How Well Does Your State Protect Payday Loan Borrowers? - The Pew Charitable Trusts

How much a typical consumer pays to borrow small amounts of money—and whether that person is likely to be able to afford to repay that loan within the designated time—differs widely across states. This variation is largely the result of whether state regulations limit the costs of small loans and require that loans be repayable over time in affordable installments.
To better understand how effectively each state protects payday loan consumers, The Pew Charitable Trusts conducted an analysis of the payday lending marketplace and regulatory regimes in all 50 states and Washington, D.C. The findings, captured in this interactive table, show the level of consumer safeguards in place, the most common payday loan product type, average annual percentage rate charged, and average cost to borrow $500 for four months.
The research organized states into four groups based on their payday lending laws: few safeguards, some safeguards, reformed, and restrictive. States with few safeguards have lending without meaningful protections to ensure affordable payments; APRs above 250%; and single-payment loans. Those states with some safeguards require lower-than-average prices and provide limited protections against high costs or borrowing repeatedly because payments are unaffordable. Reformed states have enacted comprehensive legislation, which lowers the cost of payday loans, requires that loans be repayable in affordable installments, and preserves consumers’ access to credit.
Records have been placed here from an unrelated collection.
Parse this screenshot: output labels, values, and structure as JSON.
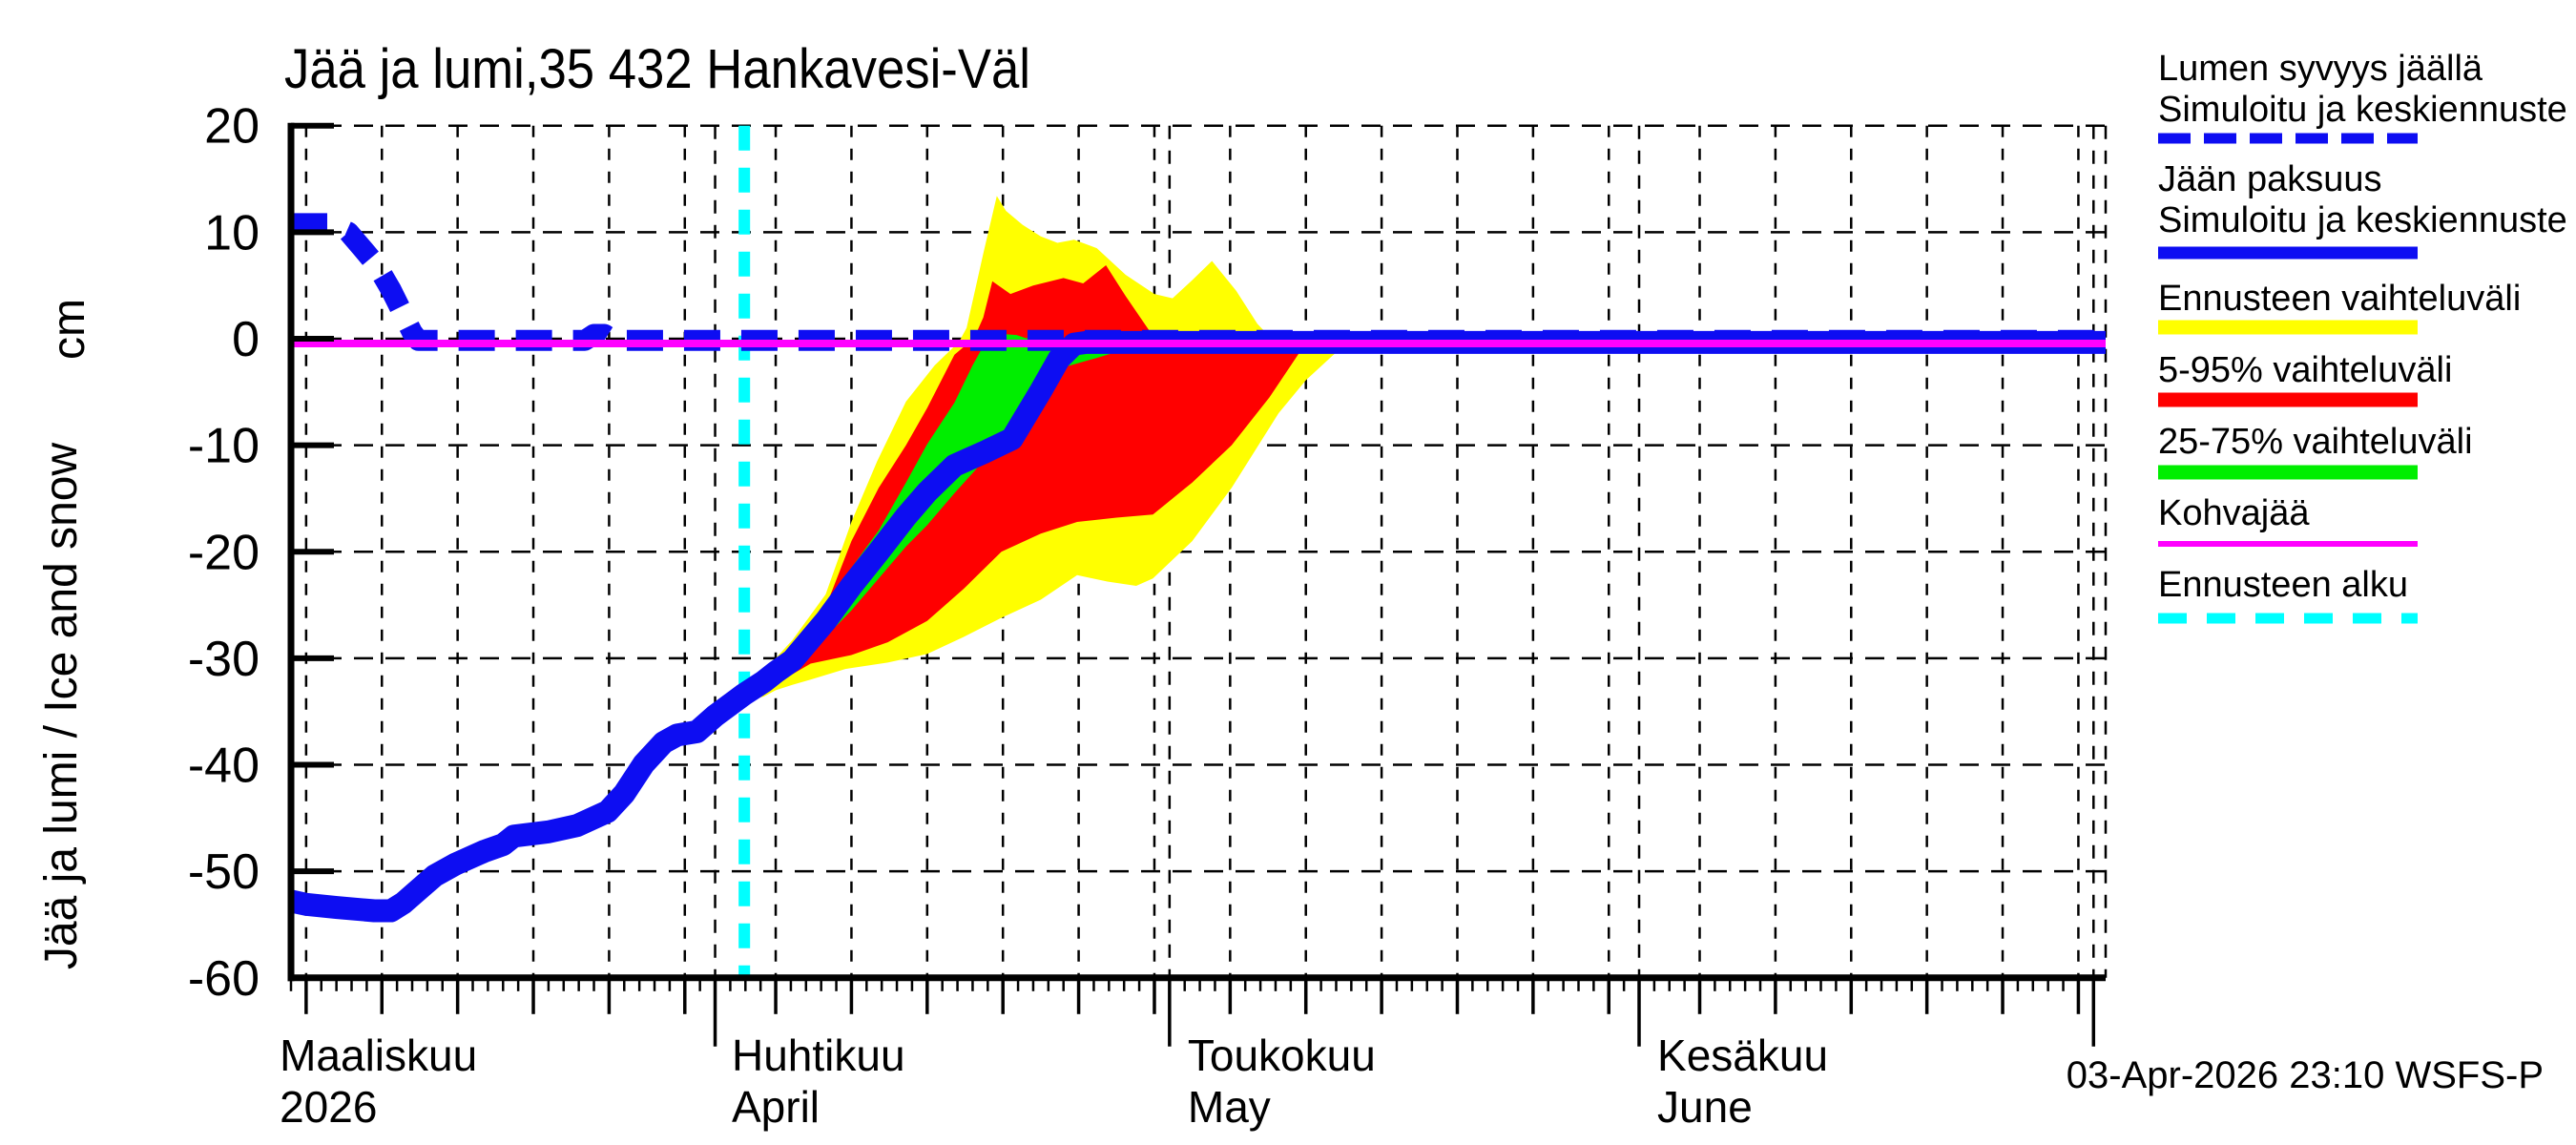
{
  "title": "Jää ja lumi,35 432 Hankavesi-Väl",
  "footer": {
    "timestamp": "03-Apr-2026 23:10 WSFS-P"
  },
  "colors": {
    "blue": "#0d0df2",
    "yellow": "#ffff00",
    "red": "#ff0000",
    "green": "#00ee00",
    "magenta": "#ff00ff",
    "cyan": "#00ffff",
    "axis": "#000000"
  },
  "legend": {
    "items": [
      {
        "id": "snow-depth",
        "lines": [
          "Lumen syvyys jäällä",
          "Simuloitu ja keskiennuste"
        ],
        "swatch": "dashed",
        "color_key": "blue",
        "thickness": 11
      },
      {
        "id": "ice-thickness",
        "lines": [
          "Jään paksuus",
          "Simuloitu ja keskiennuste"
        ],
        "swatch": "solid",
        "color_key": "blue",
        "thickness": 13
      },
      {
        "id": "forecast-range",
        "lines": [
          "Ennusteen vaihteluväli"
        ],
        "swatch": "solid",
        "color_key": "yellow",
        "thickness": 15
      },
      {
        "id": "range-5-95",
        "lines": [
          "5-95% vaihteluväli"
        ],
        "swatch": "solid",
        "color_key": "red",
        "thickness": 15
      },
      {
        "id": "range-25-75",
        "lines": [
          "25-75% vaihteluväli"
        ],
        "swatch": "solid",
        "color_key": "green",
        "thickness": 15
      },
      {
        "id": "kohvajaa",
        "lines": [
          "Kohvajää"
        ],
        "swatch": "solid",
        "color_key": "magenta",
        "thickness": 6
      },
      {
        "id": "forecast-start",
        "lines": [
          "Ennusteen alku"
        ],
        "swatch": "dashed-cyan",
        "color_key": "cyan",
        "thickness": 11
      }
    ]
  },
  "chart_data": {
    "type": "line",
    "title": "Jää ja lumi,35 432 Hankavesi-Väl",
    "ylabel": "Jää ja lumi / Ice and snow",
    "ylabel_unit": "cm",
    "ylim": [
      -60,
      20
    ],
    "y_ticks": [
      20,
      10,
      0,
      -10,
      -20,
      -30,
      -40,
      -50,
      -60
    ],
    "x_axis": {
      "domain_days": 119.8,
      "month_labels": [
        {
          "fi": "Maaliskuu",
          "en": "2026",
          "label_day": -0.75
        },
        {
          "fi": "Huhtikuu",
          "en": "April",
          "label_day": 29.1
        },
        {
          "fi": "Toukokuu",
          "en": "May",
          "label_day": 59.2
        },
        {
          "fi": "Kesäkuu",
          "en": "June",
          "label_day": 90.2
        }
      ],
      "month_line_days": [
        28,
        58,
        89,
        119
      ],
      "fiveday_line_days": [
        1,
        6,
        11,
        16,
        21,
        26,
        32,
        37,
        42,
        47,
        52,
        57,
        62,
        67,
        72,
        77,
        82,
        87,
        93,
        98,
        103,
        108,
        113,
        118
      ]
    },
    "forecast_start": {
      "label": "Ennusteen alku",
      "day": 29.93,
      "color_key": "cyan"
    },
    "series": [
      {
        "id": "snow-depth-line",
        "name": "Lumen syvyys jäällä (Simuloitu ja keskiennuste)",
        "style": "dashed",
        "color_key": "blue",
        "width": 22,
        "points": [
          [
            0,
            10.8
          ],
          [
            2.5,
            10.8
          ],
          [
            3.8,
            10.0
          ],
          [
            4.7,
            8.5
          ],
          [
            5.7,
            6.8
          ],
          [
            6.6,
            4.6
          ],
          [
            7.3,
            2.6
          ],
          [
            8.0,
            0.6
          ],
          [
            8.4,
            -0.15
          ],
          [
            19.4,
            -0.15
          ],
          [
            20.0,
            0.4
          ],
          [
            20.7,
            0.4
          ],
          [
            21.3,
            -0.15
          ],
          [
            119.8,
            -0.15
          ]
        ]
      },
      {
        "id": "ice-thickness-line",
        "name": "Jään paksuus (Simuloitu ja keskiennuste)",
        "style": "solid",
        "color_key": "blue",
        "width": 24,
        "points": [
          [
            0,
            -52.8
          ],
          [
            1,
            -53.1
          ],
          [
            3,
            -53.4
          ],
          [
            5.5,
            -53.7
          ],
          [
            6.6,
            -53.7
          ],
          [
            7.4,
            -53.0
          ],
          [
            8.2,
            -52.0
          ],
          [
            9.5,
            -50.4
          ],
          [
            10.9,
            -49.3
          ],
          [
            12.8,
            -48.1
          ],
          [
            14,
            -47.5
          ],
          [
            14.7,
            -46.7
          ],
          [
            17,
            -46.3
          ],
          [
            18.9,
            -45.7
          ],
          [
            20.9,
            -44.4
          ],
          [
            22,
            -42.7
          ],
          [
            23.3,
            -39.9
          ],
          [
            24.6,
            -37.9
          ],
          [
            25.5,
            -37.2
          ],
          [
            26.8,
            -36.9
          ],
          [
            28,
            -35.4
          ],
          [
            29.9,
            -33.4
          ],
          [
            31.2,
            -32.2
          ],
          [
            32,
            -31.3
          ],
          [
            33.1,
            -30.2
          ],
          [
            35.3,
            -26.5
          ],
          [
            37,
            -23.2
          ],
          [
            38.8,
            -20.0
          ],
          [
            40.6,
            -16.7
          ],
          [
            42,
            -14.4
          ],
          [
            43.8,
            -11.9
          ],
          [
            45.7,
            -10.7
          ],
          [
            47.6,
            -9.4
          ],
          [
            49.5,
            -4.9
          ],
          [
            50.7,
            -1.9
          ],
          [
            51.7,
            -0.5
          ],
          [
            52.5,
            -0.35
          ],
          [
            119.8,
            -0.35
          ]
        ]
      },
      {
        "id": "kohvajaa-line",
        "name": "Kohvajää",
        "style": "solid",
        "color_key": "magenta",
        "width": 8,
        "points": [
          [
            0,
            -0.45
          ],
          [
            119.8,
            -0.45
          ]
        ]
      }
    ],
    "bands": [
      {
        "id": "band-forecast-range",
        "name": "Ennusteen vaihteluväli",
        "color_key": "yellow",
        "upper": [
          [
            29.9,
            -33
          ],
          [
            31.2,
            -31.2
          ],
          [
            32,
            -30
          ],
          [
            33.1,
            -28.3
          ],
          [
            35.3,
            -24
          ],
          [
            37,
            -17.2
          ],
          [
            38.7,
            -11.5
          ],
          [
            40.6,
            -5.9
          ],
          [
            42.5,
            -2.5
          ],
          [
            44.1,
            -0.3
          ],
          [
            44.6,
            1.0
          ],
          [
            45.7,
            8.0
          ],
          [
            46.6,
            13.4
          ],
          [
            47.2,
            12.0
          ],
          [
            48.3,
            10.7
          ],
          [
            49.5,
            9.6
          ],
          [
            50.6,
            9.0
          ],
          [
            51.7,
            9.3
          ],
          [
            53.2,
            8.5
          ],
          [
            55.1,
            6.0
          ],
          [
            57,
            4.2
          ],
          [
            58.2,
            3.8
          ],
          [
            59.5,
            5.5
          ],
          [
            60.8,
            7.3
          ],
          [
            62.4,
            4.5
          ],
          [
            63.8,
            1.4
          ],
          [
            64.7,
            0.05
          ],
          [
            69.9,
            0.05
          ]
        ],
        "lower": [
          [
            29.9,
            -34
          ],
          [
            31.2,
            -33.6
          ],
          [
            32,
            -33
          ],
          [
            33.1,
            -32.5
          ],
          [
            34.3,
            -32
          ],
          [
            36.6,
            -31
          ],
          [
            39.4,
            -30.4
          ],
          [
            42,
            -29.6
          ],
          [
            44.4,
            -28
          ],
          [
            46.9,
            -26.2
          ],
          [
            49.5,
            -24.5
          ],
          [
            51.9,
            -22.2
          ],
          [
            53.9,
            -22.8
          ],
          [
            55.8,
            -23.2
          ],
          [
            56.9,
            -22.5
          ],
          [
            59.5,
            -19
          ],
          [
            62.1,
            -14
          ],
          [
            65.2,
            -7
          ],
          [
            67,
            -3.9
          ],
          [
            69.9,
            -0.1
          ]
        ]
      },
      {
        "id": "band-5-95",
        "name": "5-95% vaihteluväli",
        "color_key": "red",
        "upper": [
          [
            29.9,
            -33.2
          ],
          [
            31.2,
            -31.7
          ],
          [
            32,
            -30.5
          ],
          [
            33.1,
            -28.9
          ],
          [
            35.3,
            -25.2
          ],
          [
            37,
            -19
          ],
          [
            38.8,
            -14
          ],
          [
            40.6,
            -10
          ],
          [
            42,
            -6.5
          ],
          [
            43.8,
            -1.5
          ],
          [
            45.1,
            0.05
          ],
          [
            45.7,
            2.0
          ],
          [
            46.3,
            5.4
          ],
          [
            47.5,
            4.2
          ],
          [
            49,
            5.0
          ],
          [
            51,
            5.7
          ],
          [
            52.3,
            5.2
          ],
          [
            53.8,
            6.9
          ],
          [
            55.1,
            4.0
          ],
          [
            57,
            0.05
          ],
          [
            67.7,
            0.05
          ]
        ],
        "lower": [
          [
            29.9,
            -33.8
          ],
          [
            32,
            -32.3
          ],
          [
            33.1,
            -31.5
          ],
          [
            34.3,
            -30.5
          ],
          [
            37,
            -29.7
          ],
          [
            39.4,
            -28.5
          ],
          [
            42,
            -26.5
          ],
          [
            44.4,
            -23.5
          ],
          [
            46.9,
            -20
          ],
          [
            49.5,
            -18.3
          ],
          [
            51.9,
            -17.2
          ],
          [
            54.5,
            -16.8
          ],
          [
            56.9,
            -16.5
          ],
          [
            59.5,
            -13.5
          ],
          [
            62.1,
            -10
          ],
          [
            64.6,
            -5.5
          ],
          [
            67,
            -0.4
          ],
          [
            67.7,
            -0.05
          ]
        ]
      },
      {
        "id": "band-25-75",
        "name": "25-75% vaihteluväli",
        "color_key": "green",
        "upper": [
          [
            29.9,
            -33.3
          ],
          [
            32,
            -30.8
          ],
          [
            33.1,
            -29.6
          ],
          [
            35.3,
            -25.8
          ],
          [
            37,
            -21.5
          ],
          [
            38.8,
            -18
          ],
          [
            40.6,
            -13.5
          ],
          [
            42,
            -9.9
          ],
          [
            43.8,
            -6
          ],
          [
            45,
            -2.5
          ],
          [
            46,
            0.05
          ],
          [
            46.9,
            0.45
          ],
          [
            47.9,
            0.35
          ],
          [
            48.5,
            0.05
          ],
          [
            57.3,
            0.05
          ]
        ],
        "lower": [
          [
            29.9,
            -33.6
          ],
          [
            32,
            -31.8
          ],
          [
            33.1,
            -30.8
          ],
          [
            35.3,
            -28
          ],
          [
            37,
            -25.5
          ],
          [
            38.8,
            -22.5
          ],
          [
            40.6,
            -19.5
          ],
          [
            42,
            -17.5
          ],
          [
            43.8,
            -14.5
          ],
          [
            45.7,
            -11.5
          ],
          [
            47.6,
            -8
          ],
          [
            49.5,
            -4.5
          ],
          [
            50.7,
            -2.8
          ],
          [
            53.2,
            -1.8
          ],
          [
            56.7,
            -0.3
          ],
          [
            57.3,
            -0.05
          ]
        ]
      }
    ]
  }
}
The 18 states and Washington, D.C., that fall into the restrictive category have strong laws that prohibit payday loans or set low interest rate limits. Payday lenders do not operate in these jurisdictions. The states are Arizona, Arkansas, Connecticut, Georgia, Illinois, Maryland, Massachusetts, Montana, Nebraska, New Hampshire, New Jersey, New Mexico, New York, North Carolina, Pennsylvania, South Dakota, Vermont, and West Virginia. They and Washington, D.C., are omitted from this interactive table.
Pew also published an issue brief providing further detail on payday loan costs and regulations in the 32 states where payday lenders operate.
The primary data sources include state regulatory reports, state laws, and advertised product pricing from the six largest payday loan chains in the U.S. Researchers from Pew reviewed available state regulatory reports on loans issued by payday lenders to determine the most common type of payday loan in each state. For states that have not published relevant data in the past three years, Pew compared advertised product options and pricing information from the six largest payday loan chains in the U.S. and used that information to calculate dollar costs and APRs.
In states that effectively limit loans to less than $500, dollar costs were based on the average maximum loan size offered. And for calculations of single-payment payday loan APRs, Pew researchers used the 14-day term such that the costs to borrow for four months equal eight pay cycles, or 112 days. For payday installment loans, monthly payments were calculated based on a four-month loan term.
Since 2010, four states—Colorado, Hawaii, Ohio, and Virginia—have passed comprehensive payday loan reforms, saving consumers millions of dollars in fees while maintaining broad access to safer small credit.